It is imperative that Congress work to fix Obamacare given Trump’s determination to see it fail. While it wasn’t repealed it can be destroyed from within by the removal of the federal subsidies, not enforcing the regulation that those with pre-existing coverage be covered and the lack clarity as to how far Trump will go to make it fail.
According to The Washington Post,
As it is, the uncertainty around the payments has already done a good deal of damage. The American Academy of Actuaries recently noted that this uncertainty has already led insurers to price in the possibility of them disappearing as they set their premiums, and some insurers have openly blamed the Trump administration for their own premium hikes. At the same time, administration officials have dishonestly and reprehensively cited the partial results of their own sabotage — destabilized markets harming people — to make the case for the GOP health bill. Trump’s tweet today suggests he may continue with this, only with a different goal: Getting Democrats to “scream death.”

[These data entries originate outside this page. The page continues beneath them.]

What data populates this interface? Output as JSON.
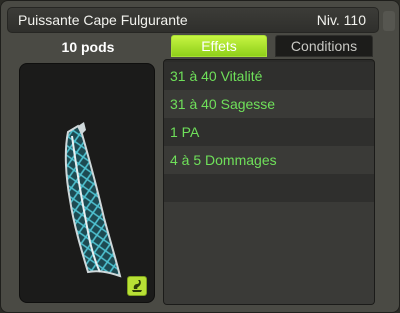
{
  "header": {
    "title": "Puissante Cape Fulgurante",
    "level": "Niv. 110"
  },
  "item": {
    "weight": "10 pods",
    "category_icon": "item-category-icon"
  },
  "tabs": [
    {
      "label": "Effets",
      "active": true
    },
    {
      "label": "Conditions",
      "active": false
    }
  ],
  "effects": [
    "31 à 40 Vitalité",
    "31 à 40 Sagesse",
    "1 PA",
    "4 à 5 Dommages",
    ""
  ],
  "colors": {
    "effect_text": "#6fe05a",
    "active_tab": "#b8e035",
    "cape_teal": "#3fa7b5"
  }
}
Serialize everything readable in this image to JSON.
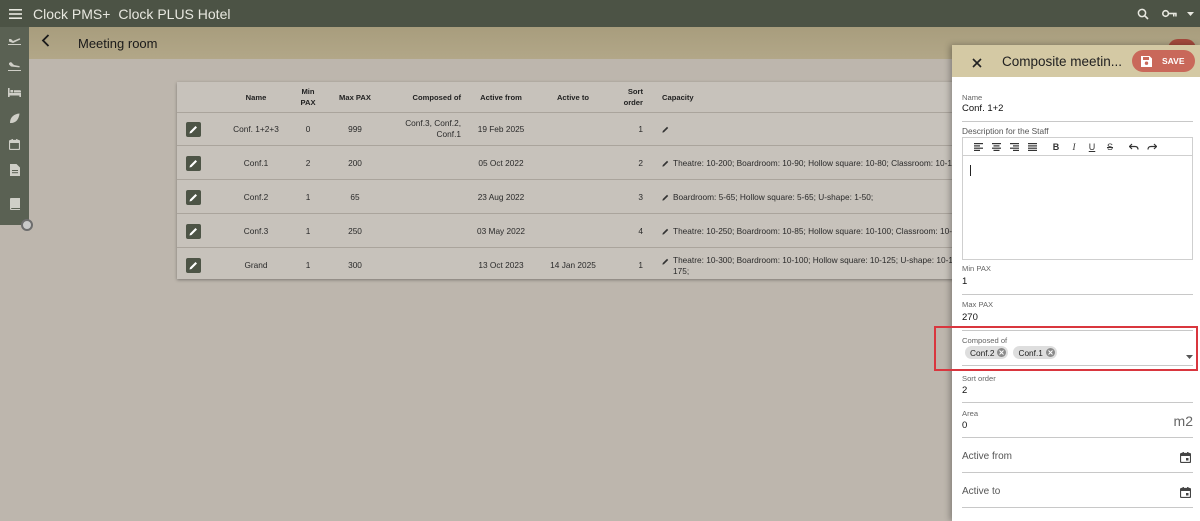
{
  "topbar": {
    "app_name": "Clock PMS+",
    "hotel_name": "Clock PLUS Hotel"
  },
  "page": {
    "title": "Meeting room"
  },
  "table": {
    "headers": {
      "name": "Name",
      "min_pax": "Min PAX",
      "max_pax": "Max PAX",
      "composed_of": "Composed of",
      "active_from": "Active from",
      "active_to": "Active to",
      "sort_order": "Sort order",
      "capacity": "Capacity"
    },
    "rows": [
      {
        "name": "Conf. 1+2+3",
        "min_pax": "0",
        "max_pax": "999",
        "composed_of": "Conf.3, Conf.2, Conf.1",
        "active_from": "19 Feb 2025",
        "active_to": "",
        "sort_order": "1",
        "capacity": ""
      },
      {
        "name": "Conf.1",
        "min_pax": "2",
        "max_pax": "200",
        "composed_of": "",
        "active_from": "05 Oct 2022",
        "active_to": "",
        "sort_order": "2",
        "capacity": "Theatre: 10-200; Boardroom: 10-90; Hollow square: 10-80; Classroom: 10-120"
      },
      {
        "name": "Conf.2",
        "min_pax": "1",
        "max_pax": "65",
        "composed_of": "",
        "active_from": "23 Aug 2022",
        "active_to": "",
        "sort_order": "3",
        "capacity": "Boardroom: 5-65; Hollow square: 5-65; U-shape: 1-50;"
      },
      {
        "name": "Conf.3",
        "min_pax": "1",
        "max_pax": "250",
        "composed_of": "",
        "active_from": "03 May 2022",
        "active_to": "",
        "sort_order": "4",
        "capacity": "Theatre: 10-250; Boardroom: 10-85; Hollow square: 10-100; Classroom: 10-20"
      },
      {
        "name": "Grand",
        "min_pax": "1",
        "max_pax": "300",
        "composed_of": "",
        "active_from": "13 Oct 2023",
        "active_to": "14 Jan 2025",
        "sort_order": "1",
        "capacity": "Theatre: 10-300; Boardroom: 10-100; Hollow square: 10-125; U-shape: 10-100 175;"
      }
    ]
  },
  "panel": {
    "title": "Composite meetin...",
    "save_label": "SAVE",
    "name_label": "Name",
    "name_value": "Conf. 1+2",
    "description_label": "Description for the Staff",
    "min_pax_label": "Min PAX",
    "min_pax_value": "1",
    "max_pax_label": "Max PAX",
    "max_pax_value": "270",
    "composed_label": "Composed of",
    "composed_chips": [
      "Conf.2",
      "Conf.1"
    ],
    "sort_label": "Sort order",
    "sort_value": "2",
    "area_label": "Area",
    "area_value": "0",
    "area_unit": "m2",
    "active_from_label": "Active from",
    "active_to_label": "Active to"
  },
  "colors": {
    "topbar": "#4c5345",
    "save_button": "#c9685a",
    "highlight": "#d9363e"
  }
}
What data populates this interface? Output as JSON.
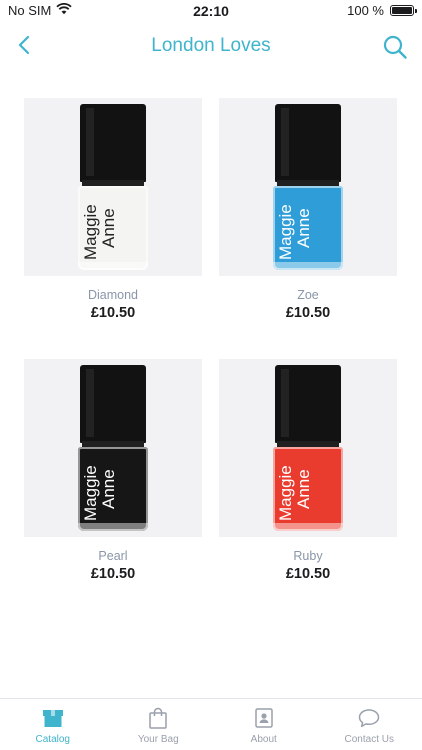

One Democrat, however, has stepped up and is proposing a new idea. Senator Brian Schatz of Hawaii has come up with a plan that will allow people to ‘buy-in’ to Medicaid.
According to Vox News,
Schatz’s bill would give all states the option of opening up their Medicaid programs to uninsured Americans who wish to purchase coverage. It would be similar, functionally, to how states currently have the option under Obamacare to expand their program to all Americans making less than 133 percent of the federal poverty line (about $15,000 for an individual).
It would preserve Medicaid as is for the low-income Americans who already are enrolled on the program. But it would let those who are currently too high-income to qualify pay a premium to join the program. Those who qualify for Affordable Care Act tax credits would be able to use the subsidies to buy into the Medicaid program, just as they do right now to buy private coverage on the marketplace. That would make Medicaid into the Affordable Care Act’s public option, creating another insurance plan in markets with few or no private plans and putting private payers in competition with the much cheaper Medicaid system.
How will the Democratic Party respond? Well, that remains to be seen, but there is a lot about Schatz’s proposal that will make many people happy.